Half Baked: The Chef Mentalist
Patty Canedo is a chef in Palm Beach. She writes frequently about her kitchen exploits in this column, Half-Baked.
Photo by gregoirevdb
What do would my kitchen cohorts want to read about? What would catch my colleagues minute attention span? What's the buzz on the line? I'm daunted by these questions every time I step up to my laptop attempting to arouse clicks and solicit comments. It wasn't until after engaging in some unusual drunken high jinks I came to a realization about the mental state of a Chef.

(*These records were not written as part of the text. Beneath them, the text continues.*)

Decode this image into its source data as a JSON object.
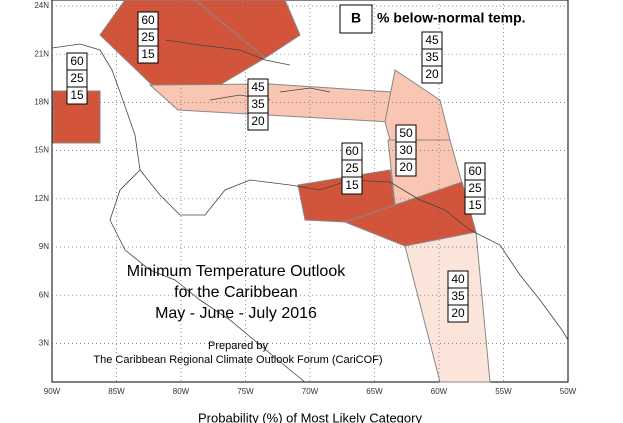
{
  "map": {
    "lon_labels": [
      "90W",
      "85W",
      "80W",
      "75W",
      "70W",
      "65W",
      "60W",
      "55W",
      "50W"
    ],
    "lat_labels": [
      "24N",
      "21N",
      "18N",
      "15N",
      "12N",
      "9N",
      "6N",
      "3N"
    ],
    "regions": [
      {
        "probabilities": [
          60,
          25,
          15
        ],
        "color": "#d2553b"
      },
      {
        "probabilities": [
          60,
          25,
          15
        ],
        "color": "#d2553b"
      },
      {
        "probabilities": [
          45,
          35,
          20
        ],
        "color": "#f8c6b2"
      },
      {
        "probabilities": [
          45,
          35,
          20
        ],
        "color": "#f8c6b2"
      },
      {
        "probabilities": [
          50,
          30,
          20
        ],
        "color": "#f8c6b2"
      },
      {
        "probabilities": [
          60,
          25,
          15
        ],
        "color": "#d2553b"
      },
      {
        "probabilities": [
          60,
          25,
          15
        ],
        "color": "#d2553b"
      },
      {
        "probabilities": [
          40,
          35,
          20
        ],
        "color": "#fbe4d9"
      }
    ],
    "title": [
      "Minimum Temperature Outlook",
      "for the Caribbean",
      "May - June - July 2016"
    ],
    "credit": [
      "Prepared by",
      "The Caribbean Regional Climate Outlook Forum (CariCOF)"
    ],
    "legend": {
      "key": "B",
      "text": "% below-normal temp."
    },
    "footer": "Probability (%) of Most Likely Category"
  }
}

Your average boozer may wake up to find they've billigerently dialed/texted/posted, gained or lost intimate items of clothing, or a random followed them home. The stale flavored repercussions of last night were on the precipice of sending my day into a downward spiral. But alas, I was salvaged from my grim porcelain fate by a warm, buttery and (may I say) fabulous aroma coming from my kitchen. In my stooper, I had quartered and roasted a whole chicken.
With all ten digits intact and accounted for, I enjoyed a tasty breakfast of scrambled eggs and lemon, rosemary delight. Enjoying (and still laughing at) my drunken cooking the obviousness of this life occurred too me. There's no rhythm or reason to it! We are an absurd, unusual, mischievous group of individuals brought together by a wavering line of passion and insanity. With my idols, mentors and, especially, friends in mind here's a look into the psyche of a Chef.
The Rush--the busiest hours of service but also the fuel that stokes our fires. Chef refers to it as a switch that flips on the moment things are about to hit the fan. When the pressure is really intense chefs rise (out of a coma if need be), we rally and we prevail one way or another. It's part of who we are. We thrive on it. We live for it.
Broke? About to be kicked out? Car brokedown? Nasty break up? It's ironic how often the kitchen is the source of but also the salvation from our problems. Faced with the hardness and frustrations of life, there's a sense of comfort on the line. At the very least, the workload will take your mind off your problems. As Chef says, "this is your space, your place from the world. Nothing out there can get you behind the line."
This is a chef's most revealing trait. What's on your plate shows everything to experience and skill to background and mood. That's right, you can taste when someone in the kitchen is having a bad day.
Much like a knife or a saute pan, you can't be a chef without one. If a chef doesn't have confidence in himself in the kitchen, no one else will. On the other hand, left unchecked and running rampid the insipid chef ego is intolerable. It begins to alienate (and piss off) everyone around it with it's merciless and brutal presence. The only resolutions to this matter; public berating by superior, critic and/or guest, demotion/firing, or being locked in the freezer.
Your average sensual pleasures may register but few people get the true inner workings of our hot line. Who else finds the smell of onions, garlic and fish so alluring? The colors and freshness in the seasons' flavors cultivated at their peak is pure bliss. Place a raw piece in need of fabricating on a cutting board next to a knife with a sharp edge is an aphrodisiac. A night of feeding the masses with a smooth running line putting out sexy plates is our hot spot. But ectasy is someone who not only gets but appreciates all those things.